As early as the 1940s, American documentaries began focusing on issues of city congestion and urban sprawl with films such as Cities: How They Grow (1952) and The Changing City (1963). In the 1960s, American Urbanist William H. Whyte began wielding still cameras, movie cameras and notebooks in order to describe urban life in an objective and measurable way. His findings culminated into a book published in 1980, and later a companion film released in 1988, both titled The Social Life of Small Urban Spaces.

With the availability of low-cost, high-quality video cameras, high-speed internet access and social networking tools, documentary filmmaking has flourished online. In 2006, Streetsblog (which later evolved into Streetfilms) was established to produce short films explaining transportation planning policies.

With this long tradition in mind, two New Jersey urban planners, Ranjit Walia and Peter Bilton joined me - a photographer and filmmaker based out of New York - to found Civic Eye Collaborative.

We recently partnered with Hoboken, New Jersey to produce a film documenting some of the strategies that have been implemented to reduce the need for automobile ownership, and to enhance and promote access to transit and non-motorized transportation modes. The film features interviews with Hoboken Mayor Dawn Zimmer and Transportation and Parking Director Ian Sacs, alongside on-the-street interviews with community members about their experiences.

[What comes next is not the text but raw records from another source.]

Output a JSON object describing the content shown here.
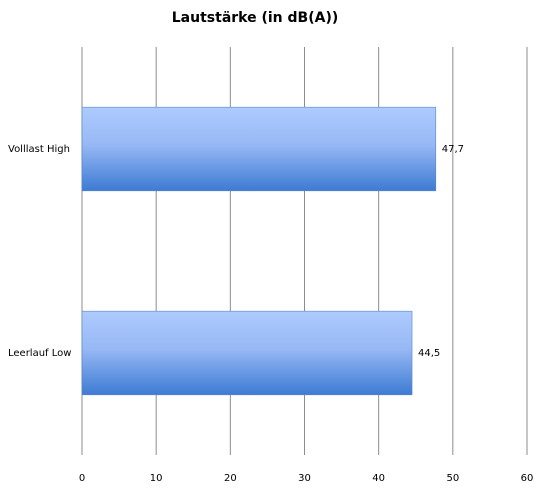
{
  "chart_data": {
    "type": "bar",
    "orientation": "horizontal",
    "title": "Lautstärke (in dB(A))",
    "categories": [
      "Volllast High",
      "Leerlauf Low"
    ],
    "values": [
      47.7,
      44.5
    ],
    "value_labels": [
      "47,7",
      "44,5"
    ],
    "color": "#3d7bd3",
    "xlim": [
      0,
      60
    ],
    "xticks": [
      0,
      10,
      20,
      30,
      40,
      50,
      60
    ],
    "grid": true
  }
}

Hoboken Transportation from Civic Eye Collaborative on Vimeo.

On March 4th, the film premiered at the NJ Future Redevelopment Forum, where Ranjit led a session titled “Talking About Transportation: Making Smarter Choices Using New Communication Techniques.”

When focused on the details of daily life, film has the power to show how fundamental urban planning is to the quality of life of citizens, and how important these issues are to a city’s vitality.